Health Canada’s statement in response to Health Feedback’s questions about DNA contamination in COVID-19 vaccines
“Health Canada initially authorized the Pfizer-BioNTech COVID-19 mRNA vaccine in December 2020 and subsequently has authorized updated versions, including the most recent vaccine targeting the XBB Omicron subvariant in September 2023. Each assessment included a determination that the vaccine met the Department’s stringent regulatory safety, efficacy and quality requirements for use in Canada.
As a regulator, Health Canada sets quality standards and requirements for manufacturers to follow, including providing comprehensive and detailed information about the vaccine itself, and about the manufacturing process. In the manufacture of any vaccine, residual elements that are part of the standard manufacturing process may remain. There are strict limits and controls for the presence of these residual fragments to ensure that there is no effect on the safety or effectiveness of the vaccine.
The Pfizer-BioNTech COVID-19 vaccine does not contain simian virus 40 (SV40). The presence of the SV40 promoter enhancer sequence is not the same as the presence of the whole virus itself.
The SV40 promoter enhancer sequence was found to be a residual DNA fragment in Pfizer-BioNTech COVID-19 vaccine. The fragment is inactive, has no functional role, and was measured to be consistently below the limit required by Health Canada and other international regulators.

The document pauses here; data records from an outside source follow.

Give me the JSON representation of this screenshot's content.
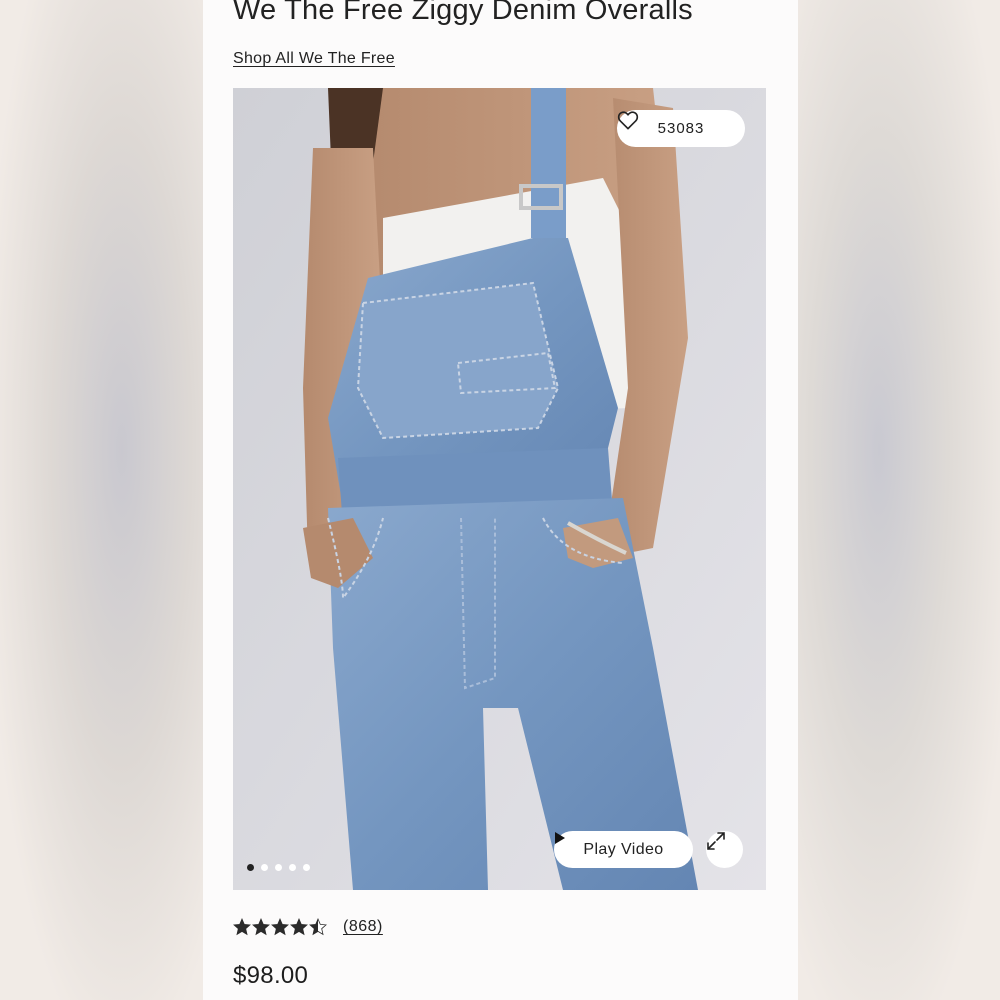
{
  "product": {
    "title": "We The Free Ziggy Denim Overalls",
    "shop_link": "Shop All We The Free",
    "favorites_count": "53083",
    "play_video_label": "Play Video",
    "rating_value": 4.5,
    "review_count": "(868)",
    "price": "$98.00"
  },
  "gallery": {
    "image_count": 5,
    "active_index": 0
  },
  "icons": {
    "favorite": "heart-icon",
    "play": "play-icon",
    "expand": "expand-icon",
    "star": "star-icon"
  },
  "colors": {
    "denim": "#7b9cc5",
    "panel_bg": "#fcfbfb",
    "photo_bg": "#d9d8dd",
    "text": "#1d1d1d"
  }
}
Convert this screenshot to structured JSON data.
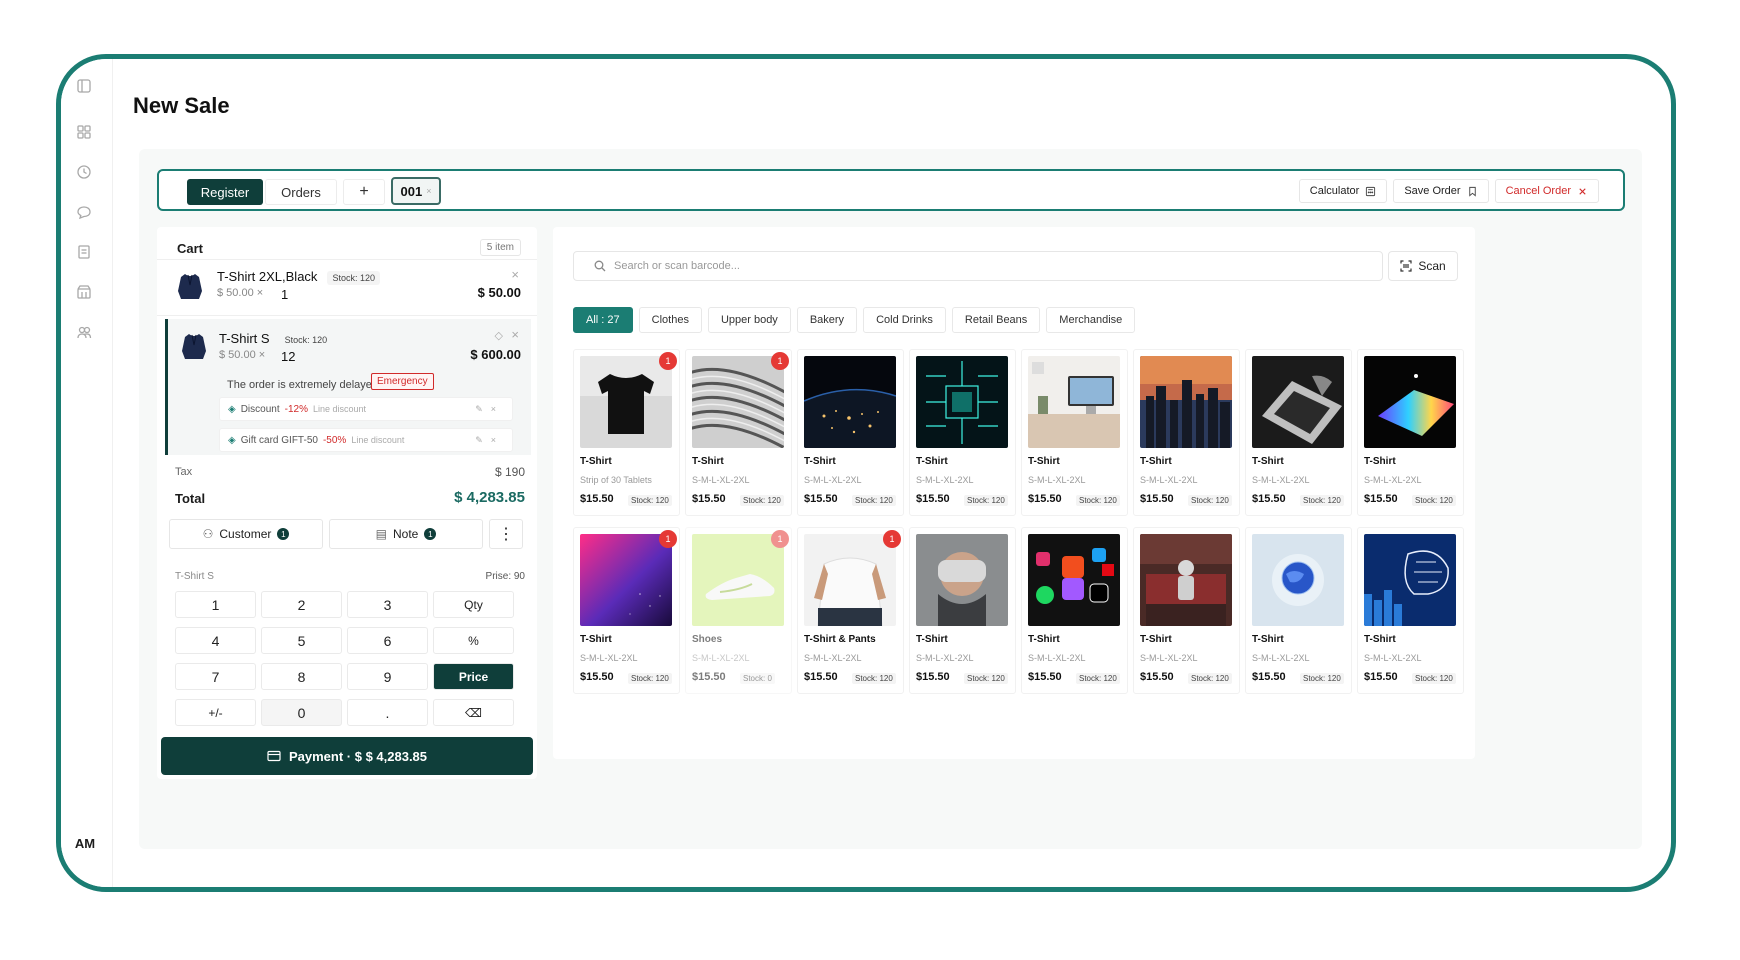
{
  "page": {
    "title": "New Sale",
    "user_initials": "AM"
  },
  "rail": {
    "icons": [
      "sidebar-toggle-icon",
      "grid-icon",
      "clock-icon",
      "chat-icon",
      "document-icon",
      "store-icon",
      "users-icon"
    ]
  },
  "tabbar": {
    "register": "Register",
    "orders": "Orders",
    "plus": "+",
    "order_tab": "001",
    "order_tab_close": "×",
    "calculator": "Calculator",
    "save_order": "Save Order",
    "cancel_order": "Cancel Order"
  },
  "cart": {
    "title": "Cart",
    "count": "5 item",
    "items": [
      {
        "name": "T-Shirt 2XL,Black",
        "stock": "Stock: 120",
        "unit": "$ 50.00 ×",
        "qty": "1",
        "total": "$ 50.00"
      },
      {
        "name": "T-Shirt S",
        "stock": "Stock: 120",
        "unit": "$ 50.00 ×",
        "qty": "12",
        "total": "$ 600.00",
        "note": "The order is extremely delayed",
        "tag": "Emergency",
        "discounts": [
          {
            "label": "Discount",
            "pct": "-12%",
            "sub": "Line discount"
          },
          {
            "label": "Gift card GIFT-50",
            "pct": "-50%",
            "sub": "Line discount"
          }
        ]
      }
    ],
    "tax_label": "Tax",
    "tax_value": "$ 190",
    "total_label": "Total",
    "total_value": "$ 4,283.85",
    "customer": "Customer",
    "customer_count": "1",
    "note": "Note",
    "note_count": "1",
    "selected_label": "T-Shirt S",
    "selected_price": "Prise: 90",
    "keys": [
      "1",
      "2",
      "3",
      "Qty",
      "4",
      "5",
      "6",
      "%",
      "7",
      "8",
      "9",
      "Price",
      "+/-",
      "0",
      ".",
      "⌫"
    ],
    "payment": "Payment · $ $ 4,283.85"
  },
  "products": {
    "search_placeholder": "Search or scan barcode...",
    "scan": "Scan",
    "categories": [
      "All : 27",
      "Clothes",
      "Upper body",
      "Bakery",
      "Cold Drinks",
      "Retail Beans",
      "Merchandise"
    ],
    "cards": [
      {
        "name": "T-Shirt",
        "variant": "Strip of 30 Tablets",
        "price": "$15.50",
        "stock": "Stock: 120",
        "badge": "1",
        "art": "tshirt"
      },
      {
        "name": "T-Shirt",
        "variant": "S-M-L-XL-2XL",
        "price": "$15.50",
        "stock": "Stock: 120",
        "badge": "1",
        "art": "wave"
      },
      {
        "name": "T-Shirt",
        "variant": "S-M-L-XL-2XL",
        "price": "$15.50",
        "stock": "Stock: 120",
        "badge": "",
        "art": "earth"
      },
      {
        "name": "T-Shirt",
        "variant": "S-M-L-XL-2XL",
        "price": "$15.50",
        "stock": "Stock: 120",
        "badge": "",
        "art": "circuit"
      },
      {
        "name": "T-Shirt",
        "variant": "S-M-L-XL-2XL",
        "price": "$15.50",
        "stock": "Stock: 120",
        "badge": "",
        "art": "desk"
      },
      {
        "name": "T-Shirt",
        "variant": "S-M-L-XL-2XL",
        "price": "$15.50",
        "stock": "Stock: 120",
        "badge": "",
        "art": "city"
      },
      {
        "name": "T-Shirt",
        "variant": "S-M-L-XL-2XL",
        "price": "$15.50",
        "stock": "Stock: 120",
        "badge": "",
        "art": "laptop"
      },
      {
        "name": "T-Shirt",
        "variant": "S-M-L-XL-2XL",
        "price": "$15.50",
        "stock": "Stock: 120",
        "badge": "",
        "art": "rainbow"
      },
      {
        "name": "T-Shirt",
        "variant": "S-M-L-XL-2XL",
        "price": "$15.50",
        "stock": "Stock: 120",
        "badge": "1",
        "art": "nebula"
      },
      {
        "name": "Shoes",
        "variant": "S-M-L-XL-2XL",
        "price": "$15.50",
        "stock": "Stock: 0",
        "badge": "1",
        "art": "shoe",
        "disabled": true
      },
      {
        "name": "T-Shirt & Pants",
        "variant": "S-M-L-XL-2XL",
        "price": "$15.50",
        "stock": "Stock: 120",
        "badge": "1",
        "art": "man"
      },
      {
        "name": "T-Shirt",
        "variant": "S-M-L-XL-2XL",
        "price": "$15.50",
        "stock": "Stock: 120",
        "badge": "",
        "art": "vr"
      },
      {
        "name": "T-Shirt",
        "variant": "S-M-L-XL-2XL",
        "price": "$15.50",
        "stock": "Stock: 120",
        "badge": "",
        "art": "apps"
      },
      {
        "name": "T-Shirt",
        "variant": "S-M-L-XL-2XL",
        "price": "$15.50",
        "stock": "Stock: 120",
        "badge": "",
        "art": "robot"
      },
      {
        "name": "T-Shirt",
        "variant": "S-M-L-XL-2XL",
        "price": "$15.50",
        "stock": "Stock: 120",
        "badge": "",
        "art": "globe"
      },
      {
        "name": "T-Shirt",
        "variant": "S-M-L-XL-2XL",
        "price": "$15.50",
        "stock": "Stock: 120",
        "badge": "",
        "art": "brain"
      }
    ]
  },
  "colors": {
    "accent": "#1b7d73",
    "dark": "#0f3e3a",
    "danger": "#e53935"
  }
}
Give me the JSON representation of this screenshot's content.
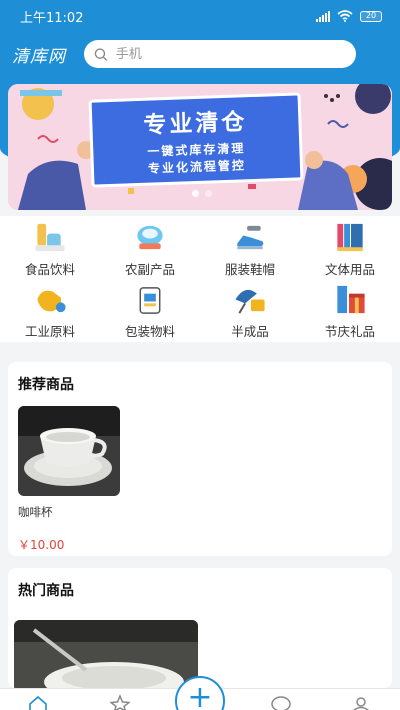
{
  "status_bar": {
    "time": "上午11:02",
    "battery": "20"
  },
  "header": {
    "logo": "清库网",
    "search_placeholder": "手机"
  },
  "banner": {
    "title": "专业清仓",
    "line1": "一键式库存清理",
    "line2": "专业化流程管控"
  },
  "categories": [
    {
      "label": "食品饮料",
      "icon": "food-drink-icon"
    },
    {
      "label": "农副产品",
      "icon": "farm-produce-icon"
    },
    {
      "label": "服装鞋帽",
      "icon": "apparel-shoes-icon"
    },
    {
      "label": "文体用品",
      "icon": "stationery-sports-icon"
    },
    {
      "label": "工业原料",
      "icon": "industrial-material-icon"
    },
    {
      "label": "包装物料",
      "icon": "packaging-icon"
    },
    {
      "label": "半成品",
      "icon": "semi-finished-icon"
    },
    {
      "label": "节庆礼品",
      "icon": "festival-gift-icon"
    }
  ],
  "recommended": {
    "title": "推荐商品",
    "products": [
      {
        "name": "咖啡杯",
        "price": "￥10.00"
      }
    ]
  },
  "hot": {
    "title": "热门商品"
  },
  "tabbar": {
    "tabs": [
      {
        "icon": "home-icon"
      },
      {
        "icon": "star-icon"
      },
      {
        "icon": "add-icon"
      },
      {
        "icon": "message-icon"
      },
      {
        "icon": "profile-icon"
      }
    ]
  },
  "colors": {
    "primary": "#1e8fd6",
    "price": "#e0443a",
    "banner_card": "#3c6ce0"
  }
}
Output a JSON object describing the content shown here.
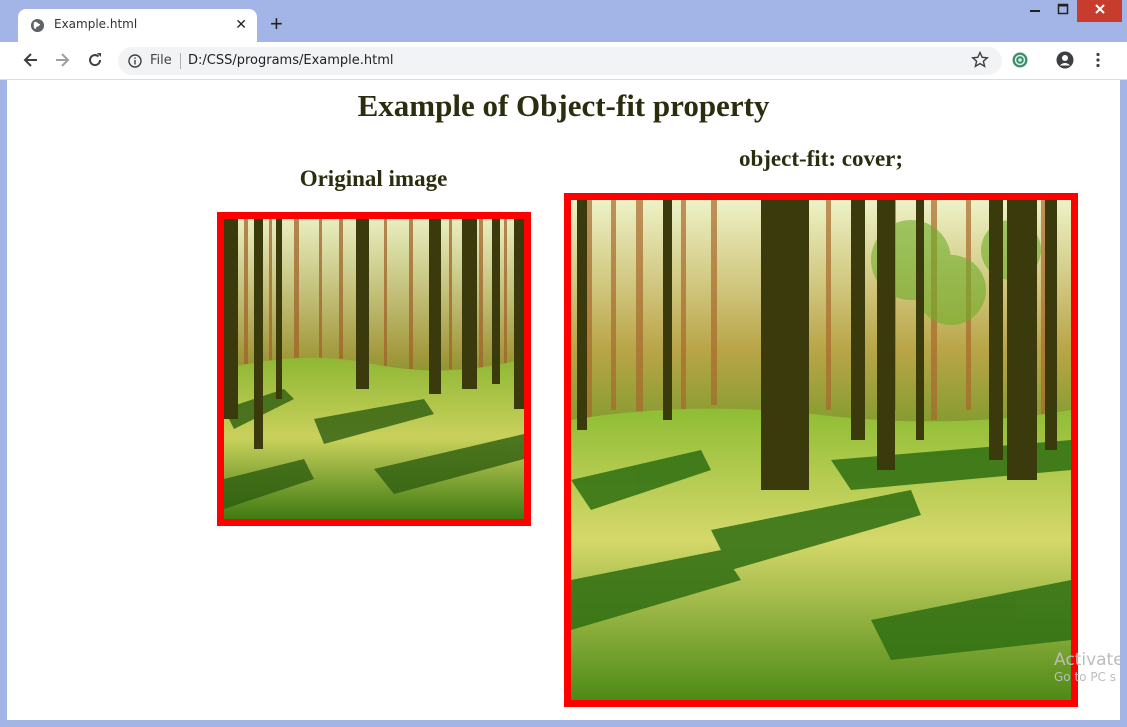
{
  "browser": {
    "tab_title": "Example.html",
    "tab_close_glyph": "✕",
    "new_tab_glyph": "+",
    "window_minimize_glyph": "—",
    "window_maximize_glyph": "☐",
    "window_close_glyph": "✕",
    "url_scheme_label": "File",
    "url": "D:/CSS/programs/Example.html",
    "icons": [
      "globe-icon",
      "back-arrow-icon",
      "forward-arrow-icon",
      "reload-icon",
      "info-icon",
      "star-icon",
      "extension-icon",
      "account-icon",
      "menu-icon"
    ]
  },
  "page": {
    "heading": "Example of Object-fit property",
    "original_caption": "Original image",
    "cover_caption": "object-fit: cover;",
    "image_subject": "forest-image",
    "border_color": "#ff0000",
    "heading_color": "#2b2d0e"
  },
  "watermark": {
    "line1": "Activate",
    "line2": "Go to PC s"
  },
  "colors": {
    "chrome_background": "#a3b4e6",
    "window_close_red": "#c83c2d"
  }
}
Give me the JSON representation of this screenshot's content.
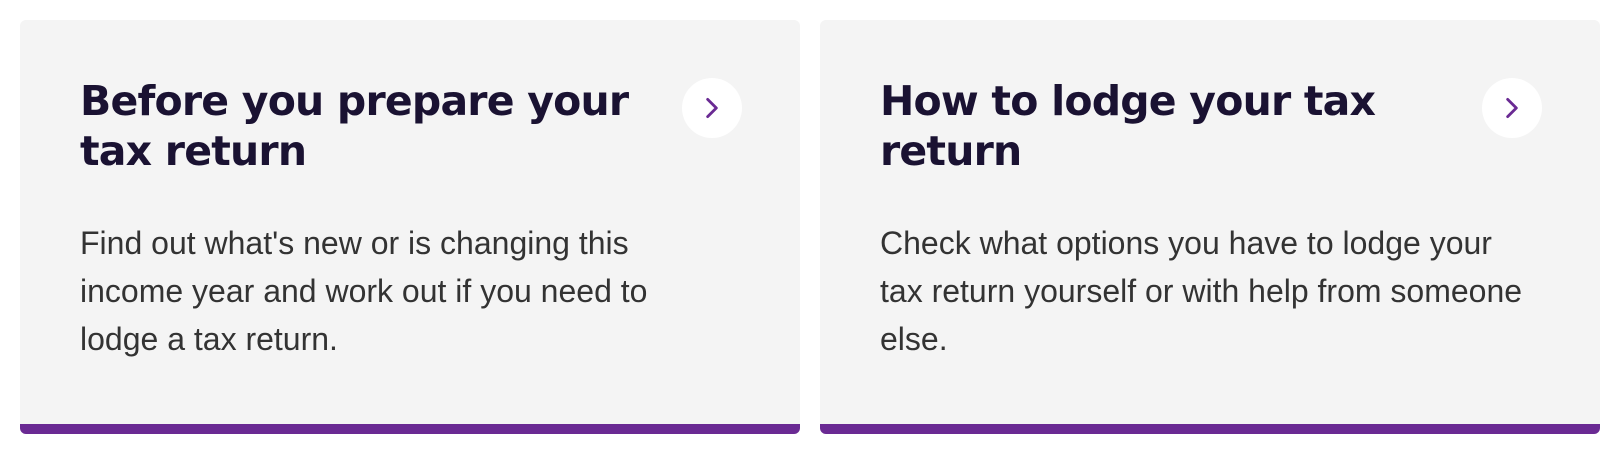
{
  "cards": [
    {
      "title": "Before you prepare your tax return",
      "description": "Find out what's new or is changing this income year and work out if you need to lodge a tax return.",
      "icon": "chevron-right-icon"
    },
    {
      "title": "How to lodge your tax return",
      "description": "Check what options you have to lodge your tax return yourself or with help from someone else.",
      "icon": "chevron-right-icon"
    }
  ],
  "colors": {
    "card_background": "#f4f4f4",
    "accent": "#6a2a93",
    "title_text": "#1a1232",
    "body_text": "#333333"
  }
}
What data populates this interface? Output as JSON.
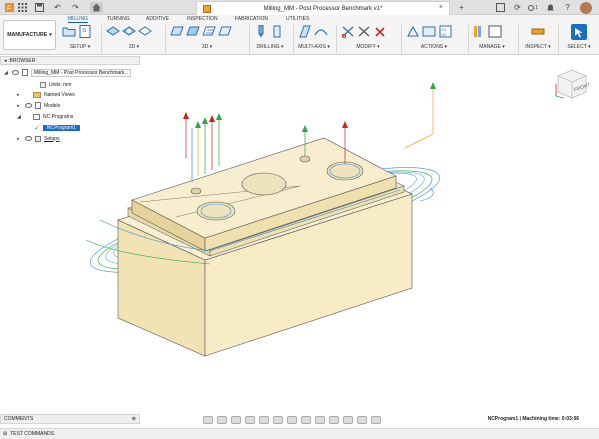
{
  "titlebar": {
    "doc_title": "Milling_MM - Post Processor Benchmark v1*",
    "counter_badge": "1",
    "clock_text": "1"
  },
  "ribbon": {
    "workspace": "MANUFACTURE",
    "tabs": [
      "MILLING",
      "TURNING",
      "ADDITIVE",
      "INSPECTION",
      "FABRICATION",
      "UTILITIES"
    ],
    "groups": {
      "setup": "SETUP",
      "g2d": "2D",
      "g3d": "3D",
      "drilling": "DRILLING",
      "multiaxis": "MULTI-AXIS",
      "modify": "MODIFY",
      "actions": "ACTIONS",
      "manage": "MANAGE",
      "inspect": "INSPECT",
      "select": "SELECT"
    }
  },
  "browser": {
    "header": "BROWSER",
    "root": "Milling_MM - Post Processor Benchmark...",
    "units": "Units: mm",
    "named_views": "Named Views",
    "models": "Models",
    "nc_programs": "NC Programs",
    "nc_program1": "NCProgram1",
    "setups": "Setups"
  },
  "viewcube": {
    "face": "FRONT"
  },
  "bottom": {
    "comments": "COMMENTS",
    "test_commands": "TEST COMMANDS",
    "status": "NCProgram1 | Machining time: 0:03:06"
  },
  "colors": {
    "accent": "#1a6fc4",
    "part": "#f5e9c0",
    "part_dark": "#e9d9a5",
    "toolpath_green": "#2aa84a",
    "toolpath_blue": "#3a8ed6",
    "arrow_red": "#d02020"
  },
  "icons": [
    "cube-icon",
    "grid-icon",
    "save-icon",
    "undo-icon",
    "redo-icon",
    "home-icon",
    "close-icon",
    "add-tab-icon",
    "help-icon",
    "bell-icon",
    "user-avatar-icon",
    "eye-icon",
    "folder-icon",
    "gear-icon",
    "pan-icon",
    "orbit-icon",
    "zoom-icon"
  ]
}
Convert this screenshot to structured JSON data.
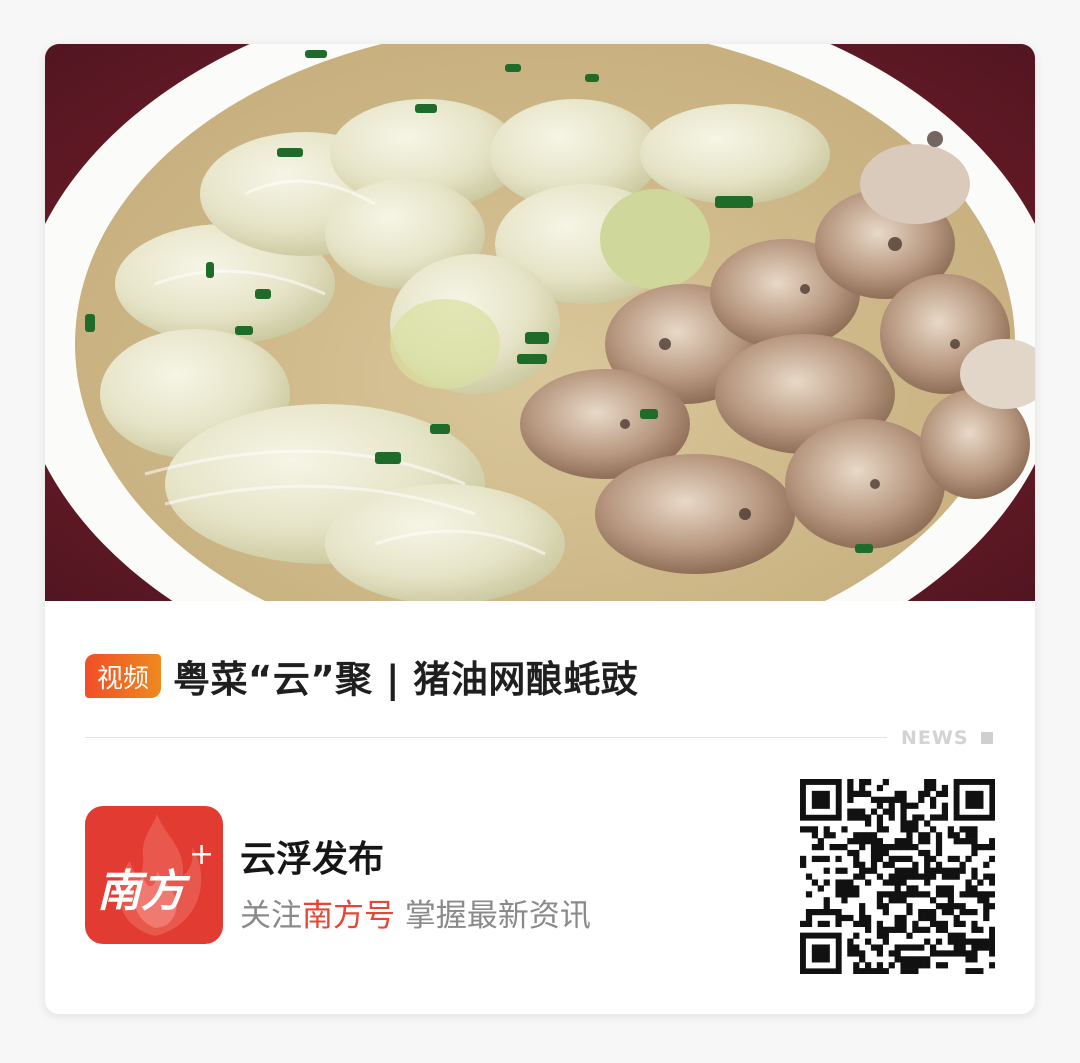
{
  "article": {
    "badge": "视频",
    "title": "粤菜“云”聚 | 猪油网酿蚝豉",
    "section_tag": "NEWS"
  },
  "account": {
    "name": "云浮发布",
    "slogan_prefix": "关注",
    "slogan_highlight": "南方号",
    "slogan_suffix": " 掌握最新资讯",
    "logo_text": "南方",
    "logo_plus": "+"
  },
  "colors": {
    "badge_start": "#f04e28",
    "badge_end": "#ee8a1f",
    "highlight": "#e44736",
    "logo_bg": "#e23b32"
  },
  "icons": [
    "dish-photo",
    "nanfang-plus-logo",
    "qr-code-icon"
  ]
}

Any claims that the presence of the SV40 promoter enhancer sequence is linked to an increased risk of cancer are unfounded. There is also no evidence to support that the presence of the full SV40 in any vaccine increases the risk of cancer or the acceleration of cancer in individuals.
Health Canada continues to monitor the COVID-19 vaccines to ensure that they continue to meet the highest standards for safety, effectiveness and quality and that their benefits continue to outweigh any potential risks.”
UPDATE (28 October 2023):
We updated our review to include responses from the preprint’s corresponding author, Health Canada, and the FDA. This information was added to the twenty-seventh and thirty-sixth paragraphs. The full statement by Health Canada was also appended to the end of the review.
REFERENCES
- 1 – Girardi et al. (1962) Development of Tumors in Hamsters Inoculated in the Neonatal Period with Vacuolating Virus, SV40. Experimental Biology and Medicine.
- 2 – Cicala et al. (1993) SV40 induces mesotheliomas in hamsters. American Journal of Pathology.
- 3 – Gibson et al. (2018) The distribution of bacterial doubling times in the wild. Proceedings of the Royal Society of London. Series B.
- 4 – Klinman et al. (2010) FDA Guidance on Prophylactic DNA Vaccines: Analysis and Recommendations. Vaccine.
- 5 – Bassing et al. (2000) Recombination signal sequences restrict chromosomal V(D)J recombination beyond the 12/23 rule. Nature.
- 6 – Briard et al. (2020) DNA Sensing in the Innate Immune Response. Physiology.
- 7 – Paludan and Bowie. (2013) Immune Sensing of DNA. Immunity.
- 8 – Motwani et al. (2019) DNA sensing by the cGAS–STING pathway in health and disease. Nature Reviews Genetics.